Die inneren Verhaltensmotive eines Einzelmitglieds sind dynamisch. Die PA hat sie unter der Bezeichnung „KOSMMA“ interpretiert, Abkürzung für „Komplex störungs-motivierter multipler Ausgleich“. In der PM(68) von 2011 wurde der KOSMMA noch langatmig erklärt, heute ist der naturwissenschaftliche Begriff der biologischen Komplexität und ihrer Störungen so weit geläufig, dass man weniger Worte bedarf*).
Seit Alters gehen in der Literatur die Meinungen über das menschentypische Sozialverhalten willkürlich auseinander.

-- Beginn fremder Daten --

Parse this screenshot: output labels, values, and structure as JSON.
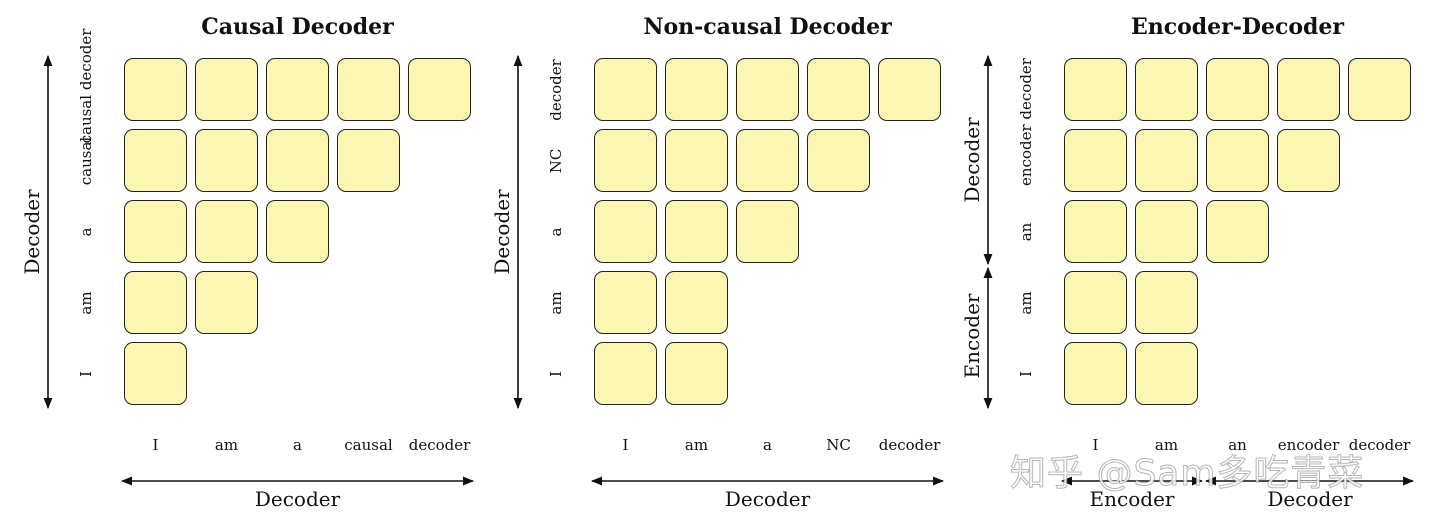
{
  "panels": [
    {
      "title": "Causal Decoder",
      "row_labels": [
        "causal decoder",
        "causal",
        "a",
        "am",
        "I"
      ],
      "row_counts": [
        5,
        4,
        3,
        2,
        1
      ],
      "col_labels": [
        "I",
        "am",
        "a",
        "causal",
        "decoder"
      ],
      "y_axis_labels": [
        "Decoder"
      ],
      "x_axis_labels": [
        "Decoder"
      ]
    },
    {
      "title": "Non-causal Decoder",
      "row_labels": [
        "decoder",
        "NC",
        "a",
        "am",
        "I"
      ],
      "row_counts": [
        5,
        4,
        3,
        2,
        2
      ],
      "col_labels": [
        "I",
        "am",
        "a",
        "NC",
        "decoder"
      ],
      "y_axis_labels": [
        "Decoder"
      ],
      "x_axis_labels": [
        "Decoder"
      ]
    },
    {
      "title": "Encoder-Decoder",
      "row_labels": [
        "encoder decoder",
        "",
        "an",
        "am",
        "I"
      ],
      "row_counts": [
        5,
        4,
        3,
        2,
        2
      ],
      "col_labels": [
        "I",
        "am",
        "an",
        "encoder",
        "decoder"
      ],
      "y_axis_labels": [
        "Decoder",
        "Encoder"
      ],
      "x_axis_labels": [
        "Encoder",
        "Decoder"
      ]
    }
  ],
  "colors": {
    "cell_fill": "#fbf7b2",
    "cell_border": "#222222",
    "arrow": "#111111"
  },
  "watermark": "知乎 @Sam多吃青菜"
}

Eine statistische Obergrenze der Privatsphäre scheint in der bisherigen Literatur noch kein Thema geworden zu sein. Falls ältere Hinweise darauf bekannt werden, werden sie hier veröffentlicht. Tatsächlich kristallisiert sich immer mehr ein ererbtes strukturreiches Modell heraus, das dem hier dargestellten immer ähnlicher wird.**) Seine Etablierung im Genom muss auf lange Zeiträume zurückgehen, in denen sich die Lebensbedingungen kaum änderten.
Schimpansen haben noch kein kompliziertes Sozialverhalten. Sie leben und lebten in den Regenwäldern durchgehend in ungeregelten Horden bis zu 100 Individuen. Der Regenwald verlangt allerdings auch keine besondere soziale Organisation. Auf den Bäumen sind die Tiere vor Räubern geschützt, und man ernährt sich schlicht von Baumfrüchten, die leicht gefunden werden.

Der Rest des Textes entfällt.